ANYWAY: interestingly enough, revEnant means someone who "returns from the dead, or after a long absence," and comes from the French word "revenir" meaning "to return." Etymologically, it shares a root with the word "revenue," which is traditionally defined as the "gross returns" (haha, zombie indeed) before taking account any losses... Also, as we are all too familiar by next month, part of that three lettered acronym, IRS. Taxes. Taxes (revenue) and Death (revenant). Indeed. The only things that keep returning...

So, if you ever paid attention to this monoblogue, you might have read that I intended to write something called "Relevant Revenant." It was going to have something to do with my grandfather. It wasn't intended to be disrespectful, but probably will be. It was going to have something to do, not with death, but with memory... "Revenant" meaning return somehow seems to dovetail nicely with this idea... Something which stubbornly comes back, returns, repeatedly...

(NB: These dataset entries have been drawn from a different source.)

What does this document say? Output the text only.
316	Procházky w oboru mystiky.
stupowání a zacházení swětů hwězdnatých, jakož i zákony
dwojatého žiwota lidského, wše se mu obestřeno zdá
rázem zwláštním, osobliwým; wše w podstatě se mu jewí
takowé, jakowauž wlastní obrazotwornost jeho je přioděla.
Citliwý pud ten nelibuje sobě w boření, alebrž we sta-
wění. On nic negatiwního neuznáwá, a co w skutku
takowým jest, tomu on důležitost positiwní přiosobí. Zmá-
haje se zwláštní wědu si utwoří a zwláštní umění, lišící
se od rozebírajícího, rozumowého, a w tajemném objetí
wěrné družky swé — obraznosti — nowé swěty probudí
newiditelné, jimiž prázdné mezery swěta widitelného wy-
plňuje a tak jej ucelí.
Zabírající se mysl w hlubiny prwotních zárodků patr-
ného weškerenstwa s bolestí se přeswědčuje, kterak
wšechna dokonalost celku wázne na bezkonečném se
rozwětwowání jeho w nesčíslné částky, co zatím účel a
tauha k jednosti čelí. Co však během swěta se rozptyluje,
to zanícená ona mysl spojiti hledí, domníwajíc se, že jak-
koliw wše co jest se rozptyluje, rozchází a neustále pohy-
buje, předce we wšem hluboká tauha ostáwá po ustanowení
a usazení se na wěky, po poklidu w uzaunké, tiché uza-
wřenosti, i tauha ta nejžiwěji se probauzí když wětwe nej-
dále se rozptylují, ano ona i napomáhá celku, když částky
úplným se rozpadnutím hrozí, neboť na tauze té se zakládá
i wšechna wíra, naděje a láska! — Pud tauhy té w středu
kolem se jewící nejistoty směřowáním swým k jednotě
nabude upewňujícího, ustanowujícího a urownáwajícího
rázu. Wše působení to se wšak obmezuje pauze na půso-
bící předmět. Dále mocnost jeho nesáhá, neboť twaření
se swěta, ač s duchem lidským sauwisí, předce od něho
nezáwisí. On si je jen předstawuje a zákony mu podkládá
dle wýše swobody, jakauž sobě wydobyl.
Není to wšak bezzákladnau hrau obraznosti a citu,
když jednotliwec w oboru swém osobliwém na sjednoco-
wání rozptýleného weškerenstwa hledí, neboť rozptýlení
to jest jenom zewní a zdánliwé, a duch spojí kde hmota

I am thinking of detailing one of my grandfather's significant meanderings, like how one day he left the house and went wandering down to Hau Bush (in Ewa Beach). He'd already passed the point where he failed to recognize his own wife (he kept complimenting on how nice she was, but that he had to "go home..."). I often wondered, where was he trying to get to? I know that the part of the brain affected by Alzheimer's (hippocampus) is also near the "mapping" portions, those areas of the brain that allow us to navigate through space. (JEEZ, I sound so clinical and cold about this... Don't mean to be... Sometimes this sort of "objectivity" is in response to the utter futility and despair I feel with respect to this terrible terrible disease). Anyway, I wanted to write about his wandering as though there were some secret purpose to it, as though he were on a kind of quest. And I wanted to have, as his companion, a "talking dog," an Alaskan huskie with two different colored eyes (I actually know such a dog went missing in Ewa Beach). The dog would articulate things that my grandfather couldn't possibly know (for example, the meaning of "revenant"). Eventually, it would be revealed that my grandfather was searching for the "Bone of Memory," that aspect of his own experienced time and life that was "solid" and enduring, that could not be touched by the degenerative effects of his disease... And it would be something similar to the "HEART" that was lost by "Mad Hettie" in the Sandman series, in "Death: the High Cost of Living."